Transcriptomic profiling of glia in Huntington's disease
Item statusRestricted Access
Embargo end date10/02/2024
Bøstrand, Sunniva Marie Kjenstadbakk
Huntington’s disease (HD) is a severely debilitating, autosomal dominant neurodegenerative disease with a fatal outcome. There is accumulating evidence of a prominent role of glia in the pathology of HD, and we investigated this by conducting single nuclear RNA sequencing of human post mortem brain in 4 regions; caudate nucleus, frontal cortex, hippocampus and cerebellum. Across 127,205 nuclei from HD patients and age and sex matched controls, we found an altered heterogeneity of glia in HD. We describe prominent changes in gene expression and abundance of certain subtypes of astrocytes, microglia, oligodendrocyte precursor cells and oligodendrocytes between HD and control samples, and these differences are widespread across brain regions.
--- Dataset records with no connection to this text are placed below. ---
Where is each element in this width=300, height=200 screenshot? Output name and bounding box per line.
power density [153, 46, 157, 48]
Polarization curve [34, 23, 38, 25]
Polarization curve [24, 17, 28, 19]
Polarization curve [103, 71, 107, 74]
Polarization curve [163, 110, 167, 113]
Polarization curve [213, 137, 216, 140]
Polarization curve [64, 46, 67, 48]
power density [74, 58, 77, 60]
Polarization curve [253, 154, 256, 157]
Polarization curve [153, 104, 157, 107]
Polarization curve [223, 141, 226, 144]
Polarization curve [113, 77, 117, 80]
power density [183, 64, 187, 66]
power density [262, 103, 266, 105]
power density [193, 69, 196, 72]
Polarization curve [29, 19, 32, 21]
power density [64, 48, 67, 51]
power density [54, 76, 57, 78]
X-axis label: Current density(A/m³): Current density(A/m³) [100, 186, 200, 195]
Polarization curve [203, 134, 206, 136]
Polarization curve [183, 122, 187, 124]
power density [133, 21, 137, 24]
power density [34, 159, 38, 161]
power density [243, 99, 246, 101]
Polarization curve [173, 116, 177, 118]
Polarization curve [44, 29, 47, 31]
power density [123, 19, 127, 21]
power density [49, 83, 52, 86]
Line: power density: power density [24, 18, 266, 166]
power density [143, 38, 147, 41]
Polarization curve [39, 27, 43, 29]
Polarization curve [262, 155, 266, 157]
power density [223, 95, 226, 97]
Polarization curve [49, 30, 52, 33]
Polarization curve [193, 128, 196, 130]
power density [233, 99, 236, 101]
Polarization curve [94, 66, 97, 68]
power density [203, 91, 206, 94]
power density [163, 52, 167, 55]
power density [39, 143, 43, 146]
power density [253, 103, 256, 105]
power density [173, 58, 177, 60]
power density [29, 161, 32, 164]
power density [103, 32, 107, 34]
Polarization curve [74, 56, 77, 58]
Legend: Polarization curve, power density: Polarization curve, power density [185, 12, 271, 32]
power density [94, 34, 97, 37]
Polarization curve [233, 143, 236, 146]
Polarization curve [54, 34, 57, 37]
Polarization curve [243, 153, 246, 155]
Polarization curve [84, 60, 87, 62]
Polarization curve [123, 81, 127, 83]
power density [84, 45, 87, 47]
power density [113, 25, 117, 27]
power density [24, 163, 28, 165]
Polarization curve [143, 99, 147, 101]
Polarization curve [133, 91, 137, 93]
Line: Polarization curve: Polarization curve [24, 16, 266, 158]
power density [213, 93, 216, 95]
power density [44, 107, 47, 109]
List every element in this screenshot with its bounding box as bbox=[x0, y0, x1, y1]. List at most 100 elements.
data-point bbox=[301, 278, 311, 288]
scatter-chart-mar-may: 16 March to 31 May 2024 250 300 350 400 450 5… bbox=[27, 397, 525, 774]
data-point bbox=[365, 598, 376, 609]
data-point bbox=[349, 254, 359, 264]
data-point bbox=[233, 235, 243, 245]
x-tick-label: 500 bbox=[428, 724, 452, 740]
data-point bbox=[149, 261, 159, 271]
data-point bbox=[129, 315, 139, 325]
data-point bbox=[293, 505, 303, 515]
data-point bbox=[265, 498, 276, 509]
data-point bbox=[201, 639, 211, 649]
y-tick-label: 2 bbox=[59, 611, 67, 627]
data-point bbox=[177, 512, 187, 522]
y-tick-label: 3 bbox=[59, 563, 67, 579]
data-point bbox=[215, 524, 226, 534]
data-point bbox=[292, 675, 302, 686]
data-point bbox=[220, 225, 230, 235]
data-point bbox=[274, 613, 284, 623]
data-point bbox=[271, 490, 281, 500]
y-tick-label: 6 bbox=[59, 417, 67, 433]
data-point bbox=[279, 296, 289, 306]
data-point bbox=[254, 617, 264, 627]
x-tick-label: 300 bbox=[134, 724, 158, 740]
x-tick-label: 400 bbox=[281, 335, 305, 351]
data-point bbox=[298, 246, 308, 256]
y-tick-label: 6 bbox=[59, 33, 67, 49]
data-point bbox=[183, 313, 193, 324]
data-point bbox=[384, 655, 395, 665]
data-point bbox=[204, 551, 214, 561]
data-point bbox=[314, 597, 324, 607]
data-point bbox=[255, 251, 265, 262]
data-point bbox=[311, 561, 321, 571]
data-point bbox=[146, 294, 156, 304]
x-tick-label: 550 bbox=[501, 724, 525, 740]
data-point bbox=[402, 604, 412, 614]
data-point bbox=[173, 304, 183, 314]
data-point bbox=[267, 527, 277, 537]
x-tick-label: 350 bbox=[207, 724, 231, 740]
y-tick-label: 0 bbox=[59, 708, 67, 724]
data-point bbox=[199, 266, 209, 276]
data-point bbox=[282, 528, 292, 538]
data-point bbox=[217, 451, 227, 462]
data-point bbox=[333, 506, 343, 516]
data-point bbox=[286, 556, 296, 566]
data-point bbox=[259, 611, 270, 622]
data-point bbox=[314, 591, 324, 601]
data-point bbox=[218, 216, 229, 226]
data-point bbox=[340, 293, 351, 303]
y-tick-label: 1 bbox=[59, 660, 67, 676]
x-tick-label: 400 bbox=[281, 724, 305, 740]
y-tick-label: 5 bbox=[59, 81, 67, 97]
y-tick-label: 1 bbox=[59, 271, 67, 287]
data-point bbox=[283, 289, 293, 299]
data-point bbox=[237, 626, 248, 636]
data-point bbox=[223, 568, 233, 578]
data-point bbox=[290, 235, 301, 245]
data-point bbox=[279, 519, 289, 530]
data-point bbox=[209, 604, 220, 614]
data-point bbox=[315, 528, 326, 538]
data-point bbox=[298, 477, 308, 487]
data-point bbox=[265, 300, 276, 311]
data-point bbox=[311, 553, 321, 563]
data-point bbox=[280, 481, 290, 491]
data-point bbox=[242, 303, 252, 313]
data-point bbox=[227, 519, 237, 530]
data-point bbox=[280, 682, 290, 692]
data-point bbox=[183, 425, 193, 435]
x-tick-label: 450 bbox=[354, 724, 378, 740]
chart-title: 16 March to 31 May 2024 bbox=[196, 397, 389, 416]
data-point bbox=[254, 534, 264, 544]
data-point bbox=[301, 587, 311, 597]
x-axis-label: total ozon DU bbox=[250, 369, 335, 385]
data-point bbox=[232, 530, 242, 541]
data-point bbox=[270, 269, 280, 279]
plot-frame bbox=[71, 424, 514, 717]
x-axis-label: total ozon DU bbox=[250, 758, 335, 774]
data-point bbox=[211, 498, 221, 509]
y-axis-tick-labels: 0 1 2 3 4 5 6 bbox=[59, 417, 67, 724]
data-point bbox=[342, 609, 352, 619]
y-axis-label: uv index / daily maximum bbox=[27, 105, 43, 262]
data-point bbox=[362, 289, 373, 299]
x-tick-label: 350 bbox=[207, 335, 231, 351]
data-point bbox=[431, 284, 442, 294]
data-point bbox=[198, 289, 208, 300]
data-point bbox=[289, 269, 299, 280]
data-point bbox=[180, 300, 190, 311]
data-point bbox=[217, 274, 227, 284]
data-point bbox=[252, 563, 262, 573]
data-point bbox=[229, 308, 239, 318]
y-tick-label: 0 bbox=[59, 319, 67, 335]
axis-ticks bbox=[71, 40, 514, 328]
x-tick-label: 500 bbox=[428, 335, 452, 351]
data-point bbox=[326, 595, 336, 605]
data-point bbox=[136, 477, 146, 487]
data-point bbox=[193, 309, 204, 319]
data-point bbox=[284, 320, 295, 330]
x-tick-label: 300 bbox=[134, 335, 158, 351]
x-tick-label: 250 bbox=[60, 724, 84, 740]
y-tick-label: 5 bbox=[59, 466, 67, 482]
Furthermore, we highlight two possible mechanisms that characterise the glial contribution to disease pathology. Firstly, we show that upregulation of molecular chaperones represents a cross-glial signature in HD, which likely reflects an adaptive response to the aggregation of Huntingtin protein and might promote cell survival. Secondly, we show an oligodendrocyte-specific upregulation of the calmodulin-dependent 3’,5’-cyclic nucleotide phosphodiesterase 1A (PDE1A) in HD compared to controls, which could cause dysfunction to key cellular functions through its downregulation of the important second messengers cyclic adenosine monophosphate (cAMP) and cyclic guanosine monophosphate (cGMP). Our results support the hypothesis that glia have an independent role in the pathology of HD, and we show that all types of glia are affected in the disease. As glia are selfrenewing and therefore more tractable for treatment than neurons, our findings may be of therapeutic relevance.